India also rejects Pakistan’s contention that the completion of the feasibility study of the Neelum-Jhelum project has created an acquired right in favour of Pakistan. On the contrary, it asserts that commencement of work on the Kishanganga project gives an edge to India’s claim.
Examining the claims of the two countries regarding the superiority of their right on the ground of “existing use”, we note that it is the Helsinki Rules on the Uses of the Waters of International Rivers which cover the matter. Article 8(2a) defines “existing use” as “a use that is in fact operational...from the time of the initiation of construction directly related to the use.” Given the fact that we do not dispose of the requisite information on the Kishanganga and Neelum-Jhelum projects based on the definition of the “existing use”, it is not possible to pronounce in the matter.
One thing is, however, clear. If Pakistan is to successfully challenge India on the issue it would have to show that the diversion of the Neelum would significantly reduce the flow of water into its territory and cause appreciable damage to the environment of the area.
This brings us to the question of the possibility of a negotiated settlement. India always advocates the bilateral approach as the best and the only way for conflict resolution of IWT-related issues.
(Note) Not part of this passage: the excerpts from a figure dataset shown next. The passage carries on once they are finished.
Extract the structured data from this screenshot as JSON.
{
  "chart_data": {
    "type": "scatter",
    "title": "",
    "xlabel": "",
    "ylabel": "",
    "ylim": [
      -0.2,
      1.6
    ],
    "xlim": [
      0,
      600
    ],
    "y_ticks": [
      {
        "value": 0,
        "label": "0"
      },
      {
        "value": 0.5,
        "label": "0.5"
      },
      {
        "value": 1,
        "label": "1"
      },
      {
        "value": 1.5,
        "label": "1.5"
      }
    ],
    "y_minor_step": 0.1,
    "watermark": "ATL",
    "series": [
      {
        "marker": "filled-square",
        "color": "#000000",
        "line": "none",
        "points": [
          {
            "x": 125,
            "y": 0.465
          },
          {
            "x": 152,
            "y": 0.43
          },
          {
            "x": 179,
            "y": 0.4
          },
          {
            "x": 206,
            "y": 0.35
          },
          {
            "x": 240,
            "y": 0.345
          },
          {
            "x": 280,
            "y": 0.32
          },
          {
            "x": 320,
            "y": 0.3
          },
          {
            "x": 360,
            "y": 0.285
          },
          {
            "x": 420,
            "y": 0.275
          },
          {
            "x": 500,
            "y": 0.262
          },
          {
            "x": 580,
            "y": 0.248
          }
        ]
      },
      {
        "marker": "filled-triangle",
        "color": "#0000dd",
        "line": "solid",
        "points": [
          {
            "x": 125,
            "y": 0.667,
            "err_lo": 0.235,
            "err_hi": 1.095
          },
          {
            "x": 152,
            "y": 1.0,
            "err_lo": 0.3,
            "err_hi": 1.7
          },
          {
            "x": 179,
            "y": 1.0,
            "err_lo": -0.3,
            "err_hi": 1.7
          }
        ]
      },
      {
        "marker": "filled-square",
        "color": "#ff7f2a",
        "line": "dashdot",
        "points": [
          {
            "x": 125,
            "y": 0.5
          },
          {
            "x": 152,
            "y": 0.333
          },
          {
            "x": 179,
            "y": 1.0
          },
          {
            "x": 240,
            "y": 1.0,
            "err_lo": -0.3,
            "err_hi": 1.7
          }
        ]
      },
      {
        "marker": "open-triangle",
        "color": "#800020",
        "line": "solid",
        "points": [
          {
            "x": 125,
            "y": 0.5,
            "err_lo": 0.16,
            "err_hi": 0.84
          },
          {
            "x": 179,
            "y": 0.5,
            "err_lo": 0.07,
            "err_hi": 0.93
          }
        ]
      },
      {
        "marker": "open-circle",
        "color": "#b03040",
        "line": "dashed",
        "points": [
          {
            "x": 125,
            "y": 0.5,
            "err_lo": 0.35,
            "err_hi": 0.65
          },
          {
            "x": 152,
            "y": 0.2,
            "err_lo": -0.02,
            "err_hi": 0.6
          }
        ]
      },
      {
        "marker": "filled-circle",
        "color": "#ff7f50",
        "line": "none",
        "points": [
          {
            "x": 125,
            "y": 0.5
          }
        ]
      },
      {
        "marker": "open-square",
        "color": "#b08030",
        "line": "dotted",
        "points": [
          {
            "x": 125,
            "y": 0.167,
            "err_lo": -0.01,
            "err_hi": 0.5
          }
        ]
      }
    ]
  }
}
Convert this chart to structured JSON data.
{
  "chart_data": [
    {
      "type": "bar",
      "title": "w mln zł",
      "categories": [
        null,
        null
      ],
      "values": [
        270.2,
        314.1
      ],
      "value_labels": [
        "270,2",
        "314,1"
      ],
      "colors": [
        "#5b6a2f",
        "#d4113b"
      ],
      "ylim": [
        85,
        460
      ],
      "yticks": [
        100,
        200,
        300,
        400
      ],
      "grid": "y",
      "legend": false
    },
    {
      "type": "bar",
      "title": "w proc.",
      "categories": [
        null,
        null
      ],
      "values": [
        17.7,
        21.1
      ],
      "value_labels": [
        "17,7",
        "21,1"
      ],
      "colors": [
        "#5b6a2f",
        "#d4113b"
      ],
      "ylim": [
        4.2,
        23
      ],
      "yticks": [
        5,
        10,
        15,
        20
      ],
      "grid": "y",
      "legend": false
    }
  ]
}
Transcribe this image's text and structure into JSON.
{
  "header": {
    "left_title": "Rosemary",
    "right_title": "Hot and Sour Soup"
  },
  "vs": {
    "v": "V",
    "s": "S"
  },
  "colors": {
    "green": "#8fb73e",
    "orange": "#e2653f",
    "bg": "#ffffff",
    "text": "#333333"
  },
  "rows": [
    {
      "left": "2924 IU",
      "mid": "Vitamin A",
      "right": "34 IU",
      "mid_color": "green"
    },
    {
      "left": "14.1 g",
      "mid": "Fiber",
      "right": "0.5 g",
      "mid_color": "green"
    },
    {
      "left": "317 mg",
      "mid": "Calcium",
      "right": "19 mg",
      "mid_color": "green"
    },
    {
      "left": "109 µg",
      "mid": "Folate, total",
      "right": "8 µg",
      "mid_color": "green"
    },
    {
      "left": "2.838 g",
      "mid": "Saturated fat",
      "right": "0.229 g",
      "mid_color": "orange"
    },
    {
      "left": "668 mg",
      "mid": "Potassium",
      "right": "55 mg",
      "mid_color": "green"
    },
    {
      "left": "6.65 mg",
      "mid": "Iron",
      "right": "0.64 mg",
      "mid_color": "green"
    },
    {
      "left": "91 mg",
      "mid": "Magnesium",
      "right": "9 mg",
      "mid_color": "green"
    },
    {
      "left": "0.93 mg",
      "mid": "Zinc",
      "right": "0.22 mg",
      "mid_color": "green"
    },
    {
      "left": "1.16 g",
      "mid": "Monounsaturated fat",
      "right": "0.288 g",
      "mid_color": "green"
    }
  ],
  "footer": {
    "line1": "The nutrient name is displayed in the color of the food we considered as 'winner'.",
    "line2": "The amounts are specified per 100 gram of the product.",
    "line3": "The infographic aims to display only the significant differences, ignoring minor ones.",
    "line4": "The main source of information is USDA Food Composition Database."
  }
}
It claims that bilateralism rather than third party arbitration has emerged as the norm between the two countries.
Pakistan disagrees with the Indian contention and insists on the continuing validity of the IWT. However, it is ready to give the bilateral approach a try on the condition that India spell out a timeframe for a negotiated settlement. This is what it did during the negotiations on the Baglihar issue and also during the recently concluded round of talks.
However, going by newspaper reports, India’s response to the matter is unclear, though the latter has apparently agreed to resolve the issue during the next round of negotiations.
We should take the Indian promise with a pinch of salt because it is an old Indian tactic to keep Pakistan embroiled in an interminable rigmarole of negotiations while continuing with the work at hand.
This is the lesson from the Baglihar negotiations where India used all kinds of tactics to present Pakistan with a fait accompli. For example, it did not let a Pakistani team make an on-site inspection of the dam for quite some time on the ground of security. Then on two occasions, when Pakistan was ready to seize the World Bank for arbitration, it made requests for more efforts at bilateral settlement while all along it was proceeding with mala fide intentions by continuing the work on the dam. Finally, even after the appointment of a neutral expert, the Indian PM termed it as “premature’ and the Indian Water Resources Minister asked the World Bank to leave the two parties alone to settle the matter bilaterally.
India seems to be employing the same tactics of procrastination in the present case. For example, when, during the recently concluded session, Jamaat Ali Shah, Pakistan’s Indus Waters Commissioner, asked that his six objections be treated as questions, which is a condition sine qua non for invoking article 9 of the IWT relating to third party arbitration, his Indian counterpart reportedly requested him to desist from it and let them remain as objections.
This is just the start of the merry-go-round of dilatory tactics by India. We will certainly see more of them in the months and years to come. Will the Pakistani side be able to checkmate them this time? Only time will tell.